Fortunatus - Mbgala Site Manager

Fortunatus joined EGG in 2010.  His past work experience includes sales, accounting, and warehousing.  He completed an advanced diploma in Accountancy in May of 2010.

Omari - Technician

Omari began work as an EGG-energy technician in November of 2011.  Omari holds a certificate in Electrical Installation from the Vocational Education and Training Authority of Dar es Salaam, and has five years prior work experience as an electrician.

Nabira - Administrative Assistant

Nabira joined EGG in November 2011 to help manage the Mbgala station.  She has completed a Certificate in Law, and is taking evening classes in Dar es Salaam towards a Diploma in Law.

Kiiya - Sales Team Manager

Kiiya joined EGG-energy in August 2011 to lead a team of free-lance salespeople.  He previously worked in sales for a mobile phone service provider.  Kiiya has been successful in helping us reach out to new customers over the past few months, and we hope his team continues their hard work into 2012.
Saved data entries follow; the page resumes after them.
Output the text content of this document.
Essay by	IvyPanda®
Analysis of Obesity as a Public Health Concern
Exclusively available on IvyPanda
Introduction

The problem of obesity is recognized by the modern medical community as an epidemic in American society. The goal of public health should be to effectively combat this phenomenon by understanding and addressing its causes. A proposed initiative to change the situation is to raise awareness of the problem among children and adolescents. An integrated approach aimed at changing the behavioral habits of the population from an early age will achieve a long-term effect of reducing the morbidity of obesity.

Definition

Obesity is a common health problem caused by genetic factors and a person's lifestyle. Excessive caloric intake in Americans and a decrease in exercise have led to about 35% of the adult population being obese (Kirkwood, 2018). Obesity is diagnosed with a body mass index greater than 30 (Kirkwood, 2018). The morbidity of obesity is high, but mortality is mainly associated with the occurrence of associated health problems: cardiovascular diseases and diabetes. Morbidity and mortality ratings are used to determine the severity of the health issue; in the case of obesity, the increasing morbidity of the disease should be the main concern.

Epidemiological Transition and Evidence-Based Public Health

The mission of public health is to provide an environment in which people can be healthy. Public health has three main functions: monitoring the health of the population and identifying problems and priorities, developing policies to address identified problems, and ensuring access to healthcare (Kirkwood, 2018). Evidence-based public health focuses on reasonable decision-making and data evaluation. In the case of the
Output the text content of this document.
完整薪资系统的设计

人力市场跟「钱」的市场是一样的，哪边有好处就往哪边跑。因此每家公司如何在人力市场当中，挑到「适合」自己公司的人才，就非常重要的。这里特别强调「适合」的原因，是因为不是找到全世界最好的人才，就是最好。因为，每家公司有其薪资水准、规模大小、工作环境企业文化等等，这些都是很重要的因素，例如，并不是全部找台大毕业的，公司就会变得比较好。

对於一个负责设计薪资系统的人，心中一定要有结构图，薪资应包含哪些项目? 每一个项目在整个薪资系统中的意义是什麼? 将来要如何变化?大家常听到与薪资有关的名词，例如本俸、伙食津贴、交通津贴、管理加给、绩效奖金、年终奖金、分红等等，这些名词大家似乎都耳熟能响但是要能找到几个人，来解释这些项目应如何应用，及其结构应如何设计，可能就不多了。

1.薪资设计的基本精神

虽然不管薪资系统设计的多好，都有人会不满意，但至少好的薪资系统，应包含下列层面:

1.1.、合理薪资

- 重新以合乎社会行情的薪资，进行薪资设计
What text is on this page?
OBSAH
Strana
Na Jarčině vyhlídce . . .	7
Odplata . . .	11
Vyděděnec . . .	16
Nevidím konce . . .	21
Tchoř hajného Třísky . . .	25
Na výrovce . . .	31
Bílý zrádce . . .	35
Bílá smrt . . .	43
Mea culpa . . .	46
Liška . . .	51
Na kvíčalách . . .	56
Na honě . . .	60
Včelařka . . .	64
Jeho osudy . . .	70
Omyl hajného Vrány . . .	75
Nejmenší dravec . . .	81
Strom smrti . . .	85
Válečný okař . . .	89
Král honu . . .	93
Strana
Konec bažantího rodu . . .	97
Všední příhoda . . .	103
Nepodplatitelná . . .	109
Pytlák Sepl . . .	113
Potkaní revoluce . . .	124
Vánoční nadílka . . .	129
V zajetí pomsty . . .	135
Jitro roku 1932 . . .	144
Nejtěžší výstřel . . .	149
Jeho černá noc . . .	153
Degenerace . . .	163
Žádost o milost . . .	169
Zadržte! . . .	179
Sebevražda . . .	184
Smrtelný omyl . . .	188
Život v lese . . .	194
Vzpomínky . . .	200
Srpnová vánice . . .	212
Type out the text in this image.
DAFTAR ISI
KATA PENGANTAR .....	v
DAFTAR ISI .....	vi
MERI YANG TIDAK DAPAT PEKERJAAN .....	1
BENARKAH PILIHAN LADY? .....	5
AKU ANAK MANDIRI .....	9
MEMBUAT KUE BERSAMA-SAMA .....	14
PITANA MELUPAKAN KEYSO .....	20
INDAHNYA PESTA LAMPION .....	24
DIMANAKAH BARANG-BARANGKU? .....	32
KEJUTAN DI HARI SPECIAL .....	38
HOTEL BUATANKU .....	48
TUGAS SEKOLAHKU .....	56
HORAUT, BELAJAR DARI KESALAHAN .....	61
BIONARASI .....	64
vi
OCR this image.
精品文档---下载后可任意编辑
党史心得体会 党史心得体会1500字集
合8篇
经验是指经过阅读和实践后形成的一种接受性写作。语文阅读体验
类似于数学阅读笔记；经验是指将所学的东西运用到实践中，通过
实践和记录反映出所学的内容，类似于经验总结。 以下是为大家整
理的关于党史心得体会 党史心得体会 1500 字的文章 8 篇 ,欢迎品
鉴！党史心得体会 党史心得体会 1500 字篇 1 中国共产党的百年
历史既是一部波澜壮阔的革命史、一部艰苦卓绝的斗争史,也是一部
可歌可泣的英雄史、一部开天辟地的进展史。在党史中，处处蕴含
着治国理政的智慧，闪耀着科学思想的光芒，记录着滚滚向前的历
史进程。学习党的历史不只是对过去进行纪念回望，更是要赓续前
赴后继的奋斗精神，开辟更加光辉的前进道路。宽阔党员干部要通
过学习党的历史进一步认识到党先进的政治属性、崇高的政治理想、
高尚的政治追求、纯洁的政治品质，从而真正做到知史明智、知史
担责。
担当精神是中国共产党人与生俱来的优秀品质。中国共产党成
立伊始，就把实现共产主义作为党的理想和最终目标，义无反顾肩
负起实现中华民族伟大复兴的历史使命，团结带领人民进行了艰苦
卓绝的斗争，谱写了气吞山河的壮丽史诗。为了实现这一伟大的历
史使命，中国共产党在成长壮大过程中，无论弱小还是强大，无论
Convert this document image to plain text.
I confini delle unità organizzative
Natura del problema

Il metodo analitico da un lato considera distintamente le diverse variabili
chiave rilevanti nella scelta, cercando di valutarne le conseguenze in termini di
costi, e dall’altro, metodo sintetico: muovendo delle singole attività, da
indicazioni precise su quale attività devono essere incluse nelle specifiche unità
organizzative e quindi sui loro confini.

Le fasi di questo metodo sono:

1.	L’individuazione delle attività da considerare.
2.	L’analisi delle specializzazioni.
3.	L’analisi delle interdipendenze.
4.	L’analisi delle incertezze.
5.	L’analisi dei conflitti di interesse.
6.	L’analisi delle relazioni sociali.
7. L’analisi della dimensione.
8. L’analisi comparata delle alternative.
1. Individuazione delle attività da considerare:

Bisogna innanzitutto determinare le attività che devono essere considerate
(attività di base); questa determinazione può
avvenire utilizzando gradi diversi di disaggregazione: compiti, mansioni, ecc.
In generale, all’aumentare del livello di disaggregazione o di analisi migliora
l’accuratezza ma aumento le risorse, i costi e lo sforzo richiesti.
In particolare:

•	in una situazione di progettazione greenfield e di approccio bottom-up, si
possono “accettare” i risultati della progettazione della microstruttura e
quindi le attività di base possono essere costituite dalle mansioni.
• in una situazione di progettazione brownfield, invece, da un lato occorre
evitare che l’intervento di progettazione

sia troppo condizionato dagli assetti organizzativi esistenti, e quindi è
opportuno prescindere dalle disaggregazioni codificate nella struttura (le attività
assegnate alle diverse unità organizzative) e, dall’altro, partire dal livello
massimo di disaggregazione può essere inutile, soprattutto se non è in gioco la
Japhet, Tino & Swebe - Sales Team

These three young men work closely with Kiiya to bring new customers to EGG, and to assess new areas for expansion of our services.  They have been working for EGG-energy since September.

 

EGG Holiday Party

This photo includes the employees mentioned above, plus Solomon (hiding in back), Jamie and myself (Anne).  In the front row are Reuben and Anya, two MIT Sloan students who are here for two weeks to help EGG with our human resources strategy.

 

EGG at Cocoa Beach

 

 

On behalf of the EGG-energy team in Tanzania, best wishes for a happy, healthy, and successful 2012!